Bamako sort de trois jours de concertation avec une feuille de route et une « charte de la transition » pour tenter de concilier les attentes nationales et internationales.
Par Maurice Duteil
A quoi ressemble un pays en plein bouillonnement, conscient qu’il est à un tournant de son histoire mais sans boussole pour déterminer la voie qu’il veut emprunter ? Sûrement à ce qu’il fut possible d’observer trois jours durant, du 10 au 12 septembre, à Bamako, la capitale malienne.
Convoquées par la junte qui a renversé le président, Ibrahim Boubacar Keita (dit »IBK »), le 18 août, les »journées de concertation nationale » ont offert à leurs participants, comme à chacune de ces consultations populaires, la possibilité d’exprimer ce que sont, selon eux, les maux qui minent le Mali et les solutions pour le sortir de la crise. Une séance de catharsis publique où politiques, syndicalistes, dirigeants associatifs et leaders religieux ont pu pointer les urgences du moment. La liste est longue, des nécessaires réformes électorales jusqu’à l’élimination de formes d’esclavage persistant dans certaines régions.
Pour les militaires du Conseil national pour le salut du peuple (CNSP), l’organisation de ces assises répondait en revanche à un besoin plus immédiat. Comme l’a signifié lors de l’ouverture des travaux le discret colonel Assimi Goïta, à la tête du quintet d’officiers qui a déposé un pouvoir épuisé par trois mois de contestation populaire, il s’agissait de déterminer »une architecture de la transition », chargée de mener le Mali jusqu’à de nouvelles élections.

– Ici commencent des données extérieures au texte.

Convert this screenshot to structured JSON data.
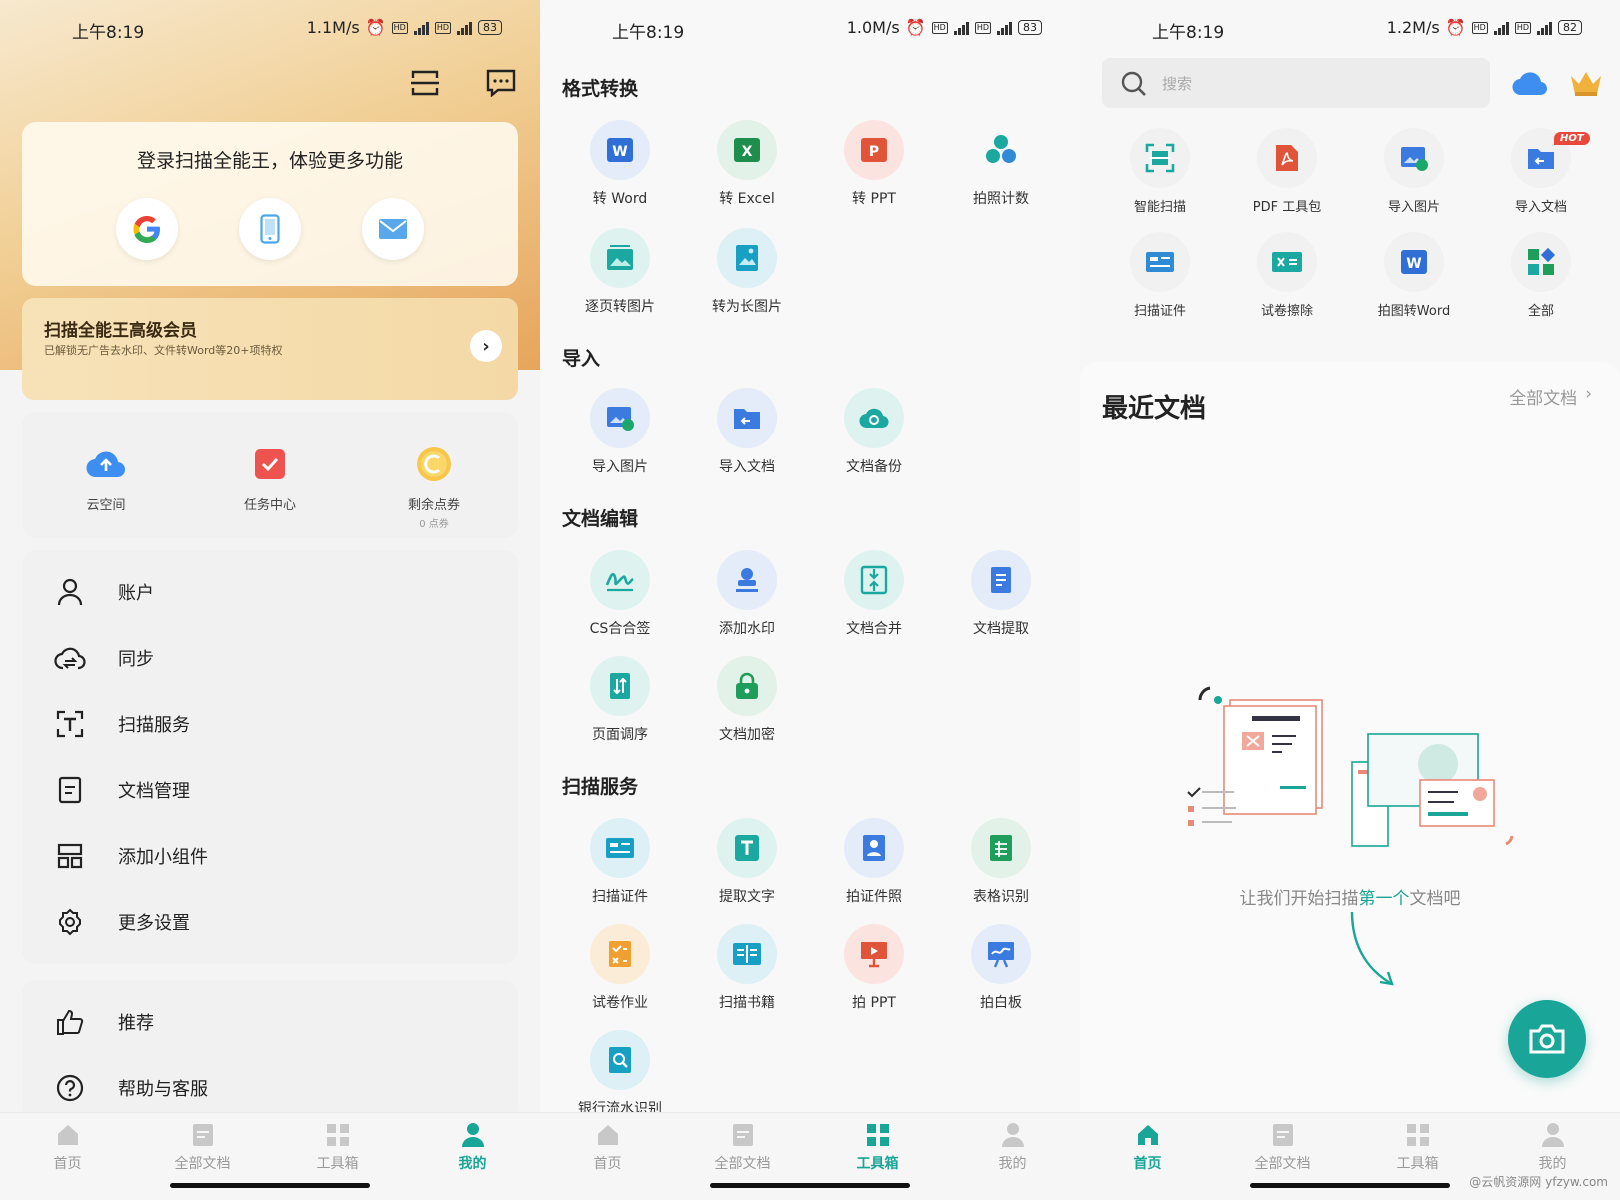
{
  "screen1": {
    "status": {
      "time": "上午8:19",
      "speed": "1.1M/s",
      "battery": "83"
    },
    "login": {
      "title": "登录扫描全能王，体验更多功能"
    },
    "vip": {
      "title": "扫描全能王高级会员",
      "subtitle": "已解锁无广告去水印、文件转Word等20+项特权"
    },
    "quick": [
      {
        "label": "云空间",
        "icon": "cloud-upload-icon"
      },
      {
        "label": "任务中心",
        "icon": "task-check-icon"
      },
      {
        "label": "剩余点券",
        "sub": "0 点券",
        "icon": "coupon-icon"
      }
    ],
    "menu": [
      "账户",
      "同步",
      "扫描服务",
      "文档管理",
      "添加小组件",
      "更多设置"
    ],
    "menu2": [
      "推荐",
      "帮助与客服"
    ]
  },
  "screen2": {
    "status": {
      "time": "上午8:19",
      "speed": "1.0M/s",
      "battery": "83"
    },
    "sections": {
      "convert": "格式转换",
      "import": "导入",
      "edit": "文档编辑",
      "scan": "扫描服务"
    },
    "convert": [
      "转 Word",
      "转 Excel",
      "转 PPT",
      "拍照计数",
      "逐页转图片",
      "转为长图片"
    ],
    "import": [
      "导入图片",
      "导入文档",
      "文档备份"
    ],
    "edit": [
      "CS合合签",
      "添加水印",
      "文档合并",
      "文档提取",
      "页面调序",
      "文档加密"
    ],
    "scan": [
      "扫描证件",
      "提取文字",
      "拍证件照",
      "表格识别",
      "试卷作业",
      "扫描书籍",
      "拍 PPT",
      "拍白板",
      "银行流水识别"
    ]
  },
  "screen3": {
    "status": {
      "time": "上午8:19",
      "speed": "1.2M/s",
      "battery": "82"
    },
    "search_placeholder": "搜索",
    "tools": [
      "智能扫描",
      "PDF 工具包",
      "导入图片",
      "导入文档",
      "扫描证件",
      "试卷擦除",
      "拍图转Word",
      "全部"
    ],
    "hot_badge": "HOT",
    "recent_title": "最近文档",
    "all_docs": "全部文档",
    "empty_pre": "让我们开始扫描",
    "empty_hl": "第一个",
    "empty_post": "文档吧"
  },
  "tabs": [
    "首页",
    "全部文档",
    "工具箱",
    "我的"
  ],
  "watermark": "@云帆资源网 yfzyw.com",
  "colors": {
    "accent": "#19a597",
    "gold": "#e8a94f"
  }
}
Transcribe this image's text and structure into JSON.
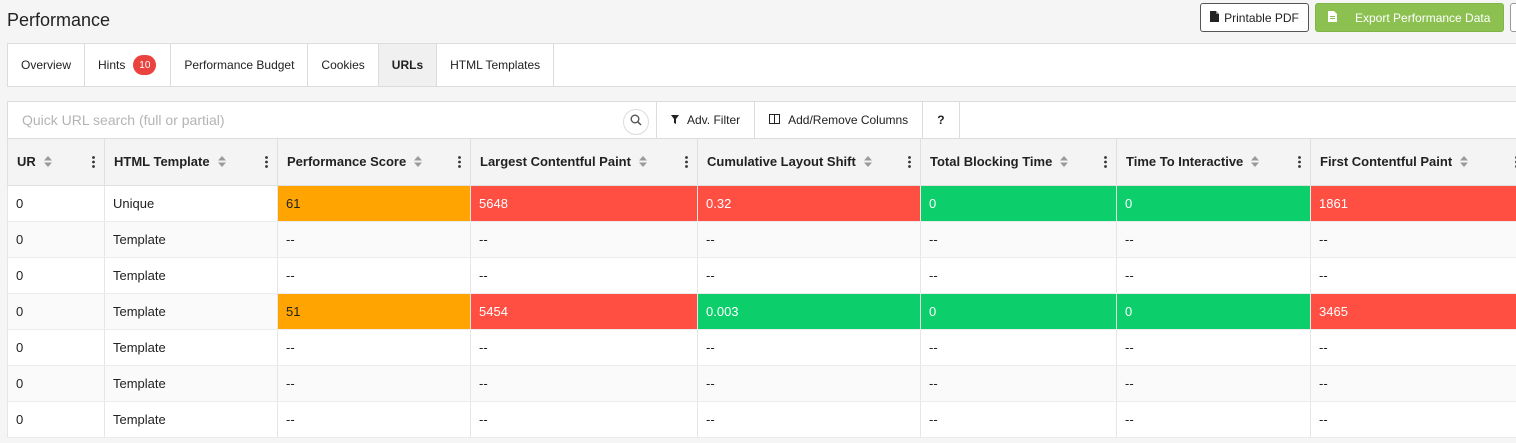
{
  "header": {
    "title": "Performance",
    "printable_pdf_label": "Printable PDF",
    "export_label": "Export Performance Data"
  },
  "tabs": [
    {
      "label": "Overview"
    },
    {
      "label": "Hints",
      "badge": "10"
    },
    {
      "label": "Performance Budget"
    },
    {
      "label": "Cookies"
    },
    {
      "label": "URLs",
      "active": true
    },
    {
      "label": "HTML Templates"
    }
  ],
  "toolbar": {
    "search_placeholder": "Quick URL search (full or partial)",
    "search_value": "",
    "adv_filter_label": "Adv. Filter",
    "columns_label": "Add/Remove Columns",
    "help_label": "?"
  },
  "table": {
    "columns": [
      "UR",
      "HTML Template",
      "Performance Score",
      "Largest Contentful Paint",
      "Cumulative Layout Shift",
      "Total Blocking Time",
      "Time To Interactive",
      "First Contentful Paint"
    ],
    "rows": [
      [
        "0",
        "Unique",
        "61",
        "5648",
        "0.32",
        "0",
        "0",
        "1861"
      ],
      [
        "0",
        "Template",
        "--",
        "--",
        "--",
        "--",
        "--",
        "--"
      ],
      [
        "0",
        "Template",
        "--",
        "--",
        "--",
        "--",
        "--",
        "--"
      ],
      [
        "0",
        "Template",
        "51",
        "5454",
        "0.003",
        "0",
        "0",
        "3465"
      ],
      [
        "0",
        "Template",
        "--",
        "--",
        "--",
        "--",
        "--",
        "--"
      ],
      [
        "0",
        "Template",
        "--",
        "--",
        "--",
        "--",
        "--",
        "--"
      ],
      [
        "0",
        "Template",
        "--",
        "--",
        "--",
        "--",
        "--",
        "--"
      ]
    ],
    "row_status": [
      [
        null,
        null,
        "orange",
        "red",
        "red",
        "green",
        "green",
        "red"
      ],
      [
        null,
        null,
        null,
        null,
        null,
        null,
        null,
        null
      ],
      [
        null,
        null,
        null,
        null,
        null,
        null,
        null,
        null
      ],
      [
        null,
        null,
        "orange",
        "red",
        "green",
        "green",
        "green",
        "red"
      ],
      [
        null,
        null,
        null,
        null,
        null,
        null,
        null,
        null
      ],
      [
        null,
        null,
        null,
        null,
        null,
        null,
        null,
        null
      ],
      [
        null,
        null,
        null,
        null,
        null,
        null,
        null,
        null
      ]
    ]
  },
  "colors": {
    "export_button": "#8cc152",
    "badge": "#e9423f",
    "score_average": "#ffa400",
    "score_poor": "#ff4e42",
    "score_good": "#0cce6b"
  },
  "icons": {
    "pdf": "file-icon",
    "export": "spreadsheet-file-icon",
    "search": "search-icon",
    "filter": "filter-icon",
    "columns": "columns-icon",
    "sort": "sort-icon",
    "menu": "kebab-menu-icon"
  }
}
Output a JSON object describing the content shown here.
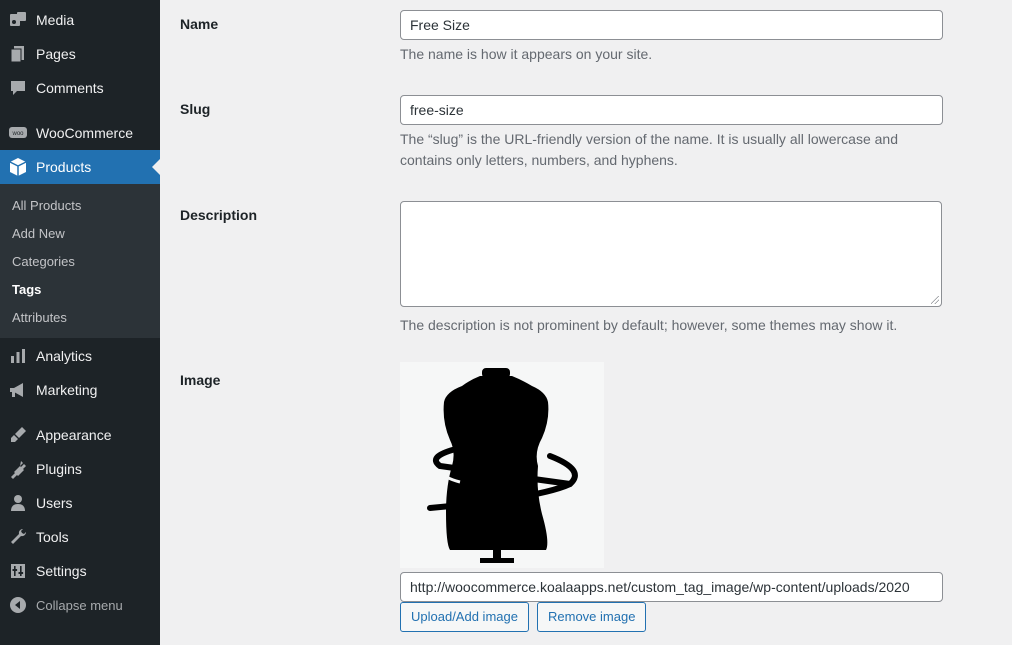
{
  "sidebar": {
    "items": [
      {
        "label": "Media",
        "icon": "media-icon"
      },
      {
        "label": "Pages",
        "icon": "pages-icon"
      },
      {
        "label": "Comments",
        "icon": "comments-icon"
      },
      {
        "label": "WooCommerce",
        "icon": "woocommerce-icon"
      },
      {
        "label": "Products",
        "icon": "products-icon",
        "active": true
      },
      {
        "label": "Analytics",
        "icon": "analytics-icon"
      },
      {
        "label": "Marketing",
        "icon": "marketing-icon"
      },
      {
        "label": "Appearance",
        "icon": "appearance-icon"
      },
      {
        "label": "Plugins",
        "icon": "plugins-icon"
      },
      {
        "label": "Users",
        "icon": "users-icon"
      },
      {
        "label": "Tools",
        "icon": "tools-icon"
      },
      {
        "label": "Settings",
        "icon": "settings-icon"
      }
    ],
    "submenu": [
      "All Products",
      "Add New",
      "Categories",
      "Tags",
      "Attributes"
    ],
    "submenu_current": "Tags",
    "collapse_label": "Collapse menu",
    "colors": {
      "bg": "#1d2327",
      "active": "#2271b1",
      "submenu_bg": "#2c3338"
    }
  },
  "form": {
    "name": {
      "label": "Name",
      "value": "Free Size",
      "help": "The name is how it appears on your site."
    },
    "slug": {
      "label": "Slug",
      "value": "free-size",
      "help": "The “slug” is the URL-friendly version of the name. It is usually all lowercase and contains only letters, numbers, and hyphens."
    },
    "description": {
      "label": "Description",
      "value": "",
      "help": "The description is not prominent by default; however, some themes may show it."
    },
    "image": {
      "label": "Image",
      "preview_icon": "dress-form-measuring-tape-icon",
      "url": "http://woocommerce.koalaapps.net/custom_tag_image/wp-content/uploads/2020",
      "upload_label": "Upload/Add image",
      "remove_label": "Remove image"
    }
  }
}
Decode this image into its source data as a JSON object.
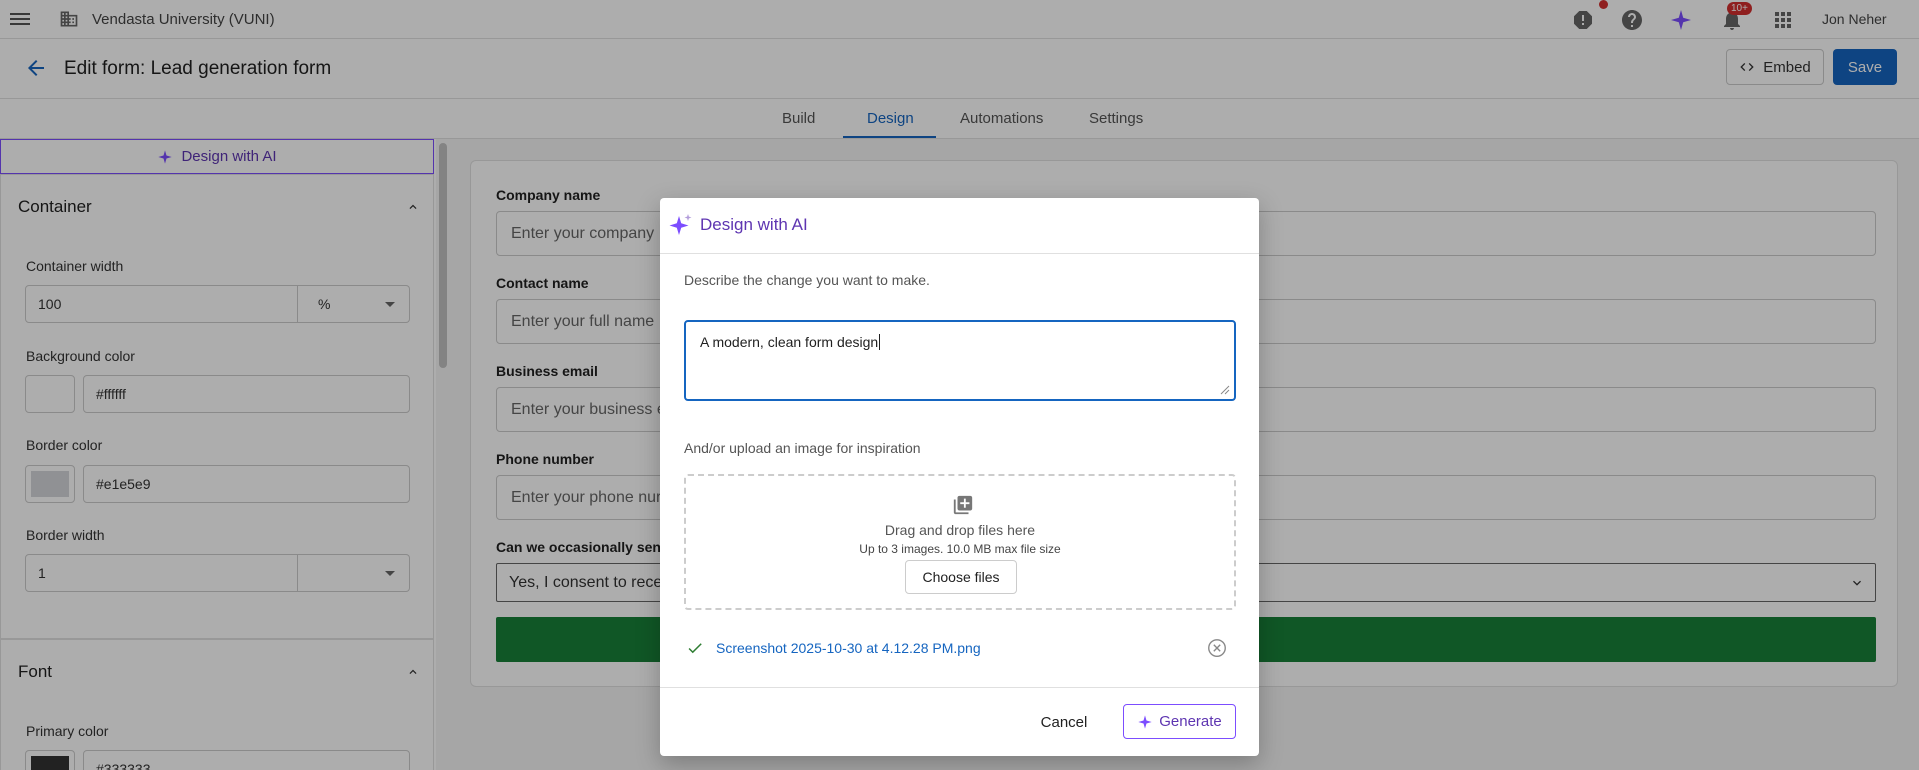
{
  "topbar": {
    "org_name": "Vendasta University (VUNI)",
    "user_name": "Jon Neher",
    "notification_badge": "10+"
  },
  "header": {
    "title": "Edit form: Lead generation form",
    "embed_label": "Embed",
    "save_label": "Save"
  },
  "tabs": [
    {
      "label": "Build",
      "active": false
    },
    {
      "label": "Design",
      "active": true
    },
    {
      "label": "Automations",
      "active": false
    },
    {
      "label": "Settings",
      "active": false
    }
  ],
  "left_panel": {
    "ai_button_label": "Design with AI",
    "container": {
      "title": "Container",
      "width_label": "Container width",
      "width_value": "100",
      "width_unit": "%",
      "bg_label": "Background color",
      "bg_value": "#ffffff",
      "border_color_label": "Border color",
      "border_color_value": "#e1e5e9",
      "border_width_label": "Border width",
      "border_width_value": "1"
    },
    "font": {
      "title": "Font",
      "primary_color_label": "Primary color",
      "primary_color_value": "#333333"
    }
  },
  "preview": {
    "fields": [
      {
        "label": "Company name",
        "placeholder": "Enter your company"
      },
      {
        "label": "Contact name",
        "placeholder": "Enter your full name"
      },
      {
        "label": "Business email",
        "placeholder": "Enter your business e"
      },
      {
        "label": "Phone number",
        "placeholder": "Enter your phone nur"
      }
    ],
    "consent_label": "Can we occasionally sen",
    "consent_value": "Yes, I consent to rece",
    "submit_color": "#188038"
  },
  "modal": {
    "title": "Design with AI",
    "prompt_label": "Describe the change you want to make.",
    "textarea_value": "A modern, clean form design",
    "upload_label": "And/or upload an image for inspiration",
    "dropzone_main": "Drag and drop files here",
    "dropzone_sub": "Up to 3 images. 10.0 MB max file size",
    "choose_files_label": "Choose files",
    "file_name": "Screenshot 2025-10-30 at 4.12.28 PM.png",
    "cancel_label": "Cancel",
    "generate_label": "Generate"
  },
  "colors": {
    "accent": "#1565c0",
    "ai_purple": "#7c4dff",
    "success_green": "#2e7d32"
  }
}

La junte se trouve aujourd’hui confrontée à une équation complexe. Selon plusieurs de leurs interlocuteurs, les soldats veulent à tout prix éviter de rendre les rênes du pays à une classe politique qui, depuis près de trente ans, s’est largement discréditée dans la gestion des affaires publiques, mais sans être accusés de confisquer le pouvoir. Applaudi par une large partie de la rue malienne, le CNSP est en même temps sous pression internationale. La Communauté économique des Etats d’Afrique de l’Ouest (Cédéao) a donné aux soldats jusqu’à mardi 15 septembre pour remettre le pouvoir aux civils, alors que le Mali est – théoriquement – depuis le coup de force sous embargo financier et commercial de ses voisins.
Pour desserrer cette pression, ‘’une charte de la transition’’ a été annoncée samedi à l’issue des. Elle prévoit notamment une transition de dix-huit mois, dirigée par un président et un vice-président, civil ou militaire, qui ne pourront concourir aux prochaines élections, et un gouvernement de « vingt-cinq membres au plus ». Si a priori le texte ne répond pas aux exigences de l’organisation régionale puisque la période transitoire court au-delà de douze mois, pourtant, un diplomate influent à Bamako juge »la feuille de route et la charte acceptables, compte tenu des délais imposés, des divergences entre soldats et politiques, entre politiques, et de la nécessité de remettre en place rapidement un gouvernement ».